Before becoming de-facto claimants, the excluded come from an experience of being treated by bureaucrats in a way that echoes colonialism.

1. Human rights are mostly of the yes/no dichotomous kind. Respect, protect and fulfill are attributes mainly either adhered-to or not. To put this in perspective, and as a reminder:
• Respect means do no harm to others.
• Protect means prevent harm to others by third parties.
• Fulfill/facilitate means help others to meet their own needs.
• Fulfill/provide means meet others’ needs when they cannot do that themselves.
Consequently, tilting the dichotomy towards ‘yes’ is what claiming for human rights (HR) is all about.

2. Rights are –or are supposed to be– enforceable claims. So, individuals who fail to get what they are entitled-to should have direct means available to them for pressing their claims. But first, claim holders must know what their human rights are, and they must have or set up the appropriate organizational arrangements for demanding their rights. It is only through these actions that their claims can eventually become enforceable! Claim holders should thus be assisted in making their own clear judgments about whether they are in fact enjoying the HR they are entitled to. They also need to know what they can do if they conclude that they are not getting what they are supposed to get…and finally, they need to have (a) place(s) to take their complaints to.

3. Engaging claim holders in this way is intended to make them more capable of standing-up for their rights. Self-determination grows out of this sort of standing-up and speaking-out…and this self-determination-gained grows with practice…

4. Beyond the direct action with and by claim holders just described, having alternative remedies available also means there needs to be some sort of administrative or judicial procedure through which they can appeal to have the situation of deprivation they are-in corrected.

5. On the other hand, enforceability of claims means that the duty bearers, those who are to respect, protect and fulfil human rights, must be brought in line to do so, i.e., holding them accountable* for their performance or non-performance.
*: We note that accountability must be two ways: If you want something, you must bring/give something too.

6. For that, accountability institutions need to be strengthened or set up and need to embark in two distinct phases in their operations: First is the detection phase where they determine whether there are deviations from legally-binding HR standards and principles**, and to what degree***. Second is the correction phase in which something needs to be done with the information obtained to restore the HR behaviour of the duty bearers to a ‘zone of acceptability’. [We note here that ‘HR-educated’ duty bearers are more likely to keep their obligations. (FAO) But we also note that, usually, people focus on their own rights; obligations ‘are for others’; they (we?) just resist taking-on obligations, isn’t it true?].
**: Let us not forget that human rights law codifies claims that have actually come up from a widespread consensus among ordinary people. This means human rights are not simply about achieving compliance with established standards in a mechanical way.
***: One aspect of this work is to carry out ‘compatibility reviews’ that compare texts of existing national HR-related laws against the text of the various HR covenants and respective General Comments. (FAO)

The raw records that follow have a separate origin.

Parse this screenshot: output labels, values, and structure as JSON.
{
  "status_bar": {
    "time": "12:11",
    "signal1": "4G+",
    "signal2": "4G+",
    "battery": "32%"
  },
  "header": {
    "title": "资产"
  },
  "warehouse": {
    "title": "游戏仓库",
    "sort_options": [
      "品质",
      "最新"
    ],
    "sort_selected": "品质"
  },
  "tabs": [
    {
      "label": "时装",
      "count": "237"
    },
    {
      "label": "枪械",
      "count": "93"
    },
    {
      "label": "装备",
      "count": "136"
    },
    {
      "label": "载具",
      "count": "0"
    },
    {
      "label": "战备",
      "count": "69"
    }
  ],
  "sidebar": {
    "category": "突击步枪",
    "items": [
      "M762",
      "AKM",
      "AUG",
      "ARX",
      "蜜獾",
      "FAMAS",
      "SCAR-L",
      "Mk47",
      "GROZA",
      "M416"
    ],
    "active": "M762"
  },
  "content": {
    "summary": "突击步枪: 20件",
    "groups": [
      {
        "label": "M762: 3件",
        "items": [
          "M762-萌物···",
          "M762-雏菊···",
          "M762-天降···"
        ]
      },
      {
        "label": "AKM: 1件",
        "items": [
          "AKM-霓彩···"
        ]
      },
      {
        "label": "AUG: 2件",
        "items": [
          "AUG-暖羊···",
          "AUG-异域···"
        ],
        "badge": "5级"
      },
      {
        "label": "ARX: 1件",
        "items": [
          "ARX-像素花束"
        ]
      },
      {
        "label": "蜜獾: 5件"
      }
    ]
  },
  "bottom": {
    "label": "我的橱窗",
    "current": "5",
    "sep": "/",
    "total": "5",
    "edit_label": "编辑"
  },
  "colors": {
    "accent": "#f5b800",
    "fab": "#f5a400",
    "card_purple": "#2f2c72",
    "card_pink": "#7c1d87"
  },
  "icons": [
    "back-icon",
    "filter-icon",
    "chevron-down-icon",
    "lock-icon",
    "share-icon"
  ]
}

7. Accountability organizations also need to have the power to impose sanctions of different types. However, they should first engage duty bearers in a “constructive dialogue”, i.e., using persuasion rather than punishment. As a critical starting point, such a local dialogue and the concomitant work with claim holders are to center on the meaning, the relevance and the application of human rights-based strategies in the each specific concrete context. This is necessary to make HR ‘come from within’, and not from without. So for us, our support to communities is about facilitating the internal learning and self-empowering process for local actors to become de-facto demanding claim holders and complying duty bearers . (Equalinrights)

8. To reiterate, local communities must fully participate in formulating the rules under which they are to live. For that, community members:
• must reach a fair and informed judgment about what best serves their interest –provided there is a reasonably democratic decision-making process and a sense of community that ensures that the interests of all are served; where local politics are undemocratic, the fight for a democratic decision-making process becomes the goal of HR work; and
• must be supported to stand up for their rights as applied to their local reality.

9. It is thus decision-making that needs to be localized, in the sense of achieving greater local control over policy. In practice, this means increasing the capacity of local groups to define, analyze and act on their own problems; it is about building self-reliance and direct democracy by going beyond the sometimes complex HR language and applying it to the main policy choices and institutional and political questions at hand. (Interestingly, this last statement comes from the 2005 WB/IMF Review of PRSPs Processes)

10. This said, this is no ordinary time. The HR movement is not new, true. But its vying for center stage in development work is new…and has to be made new!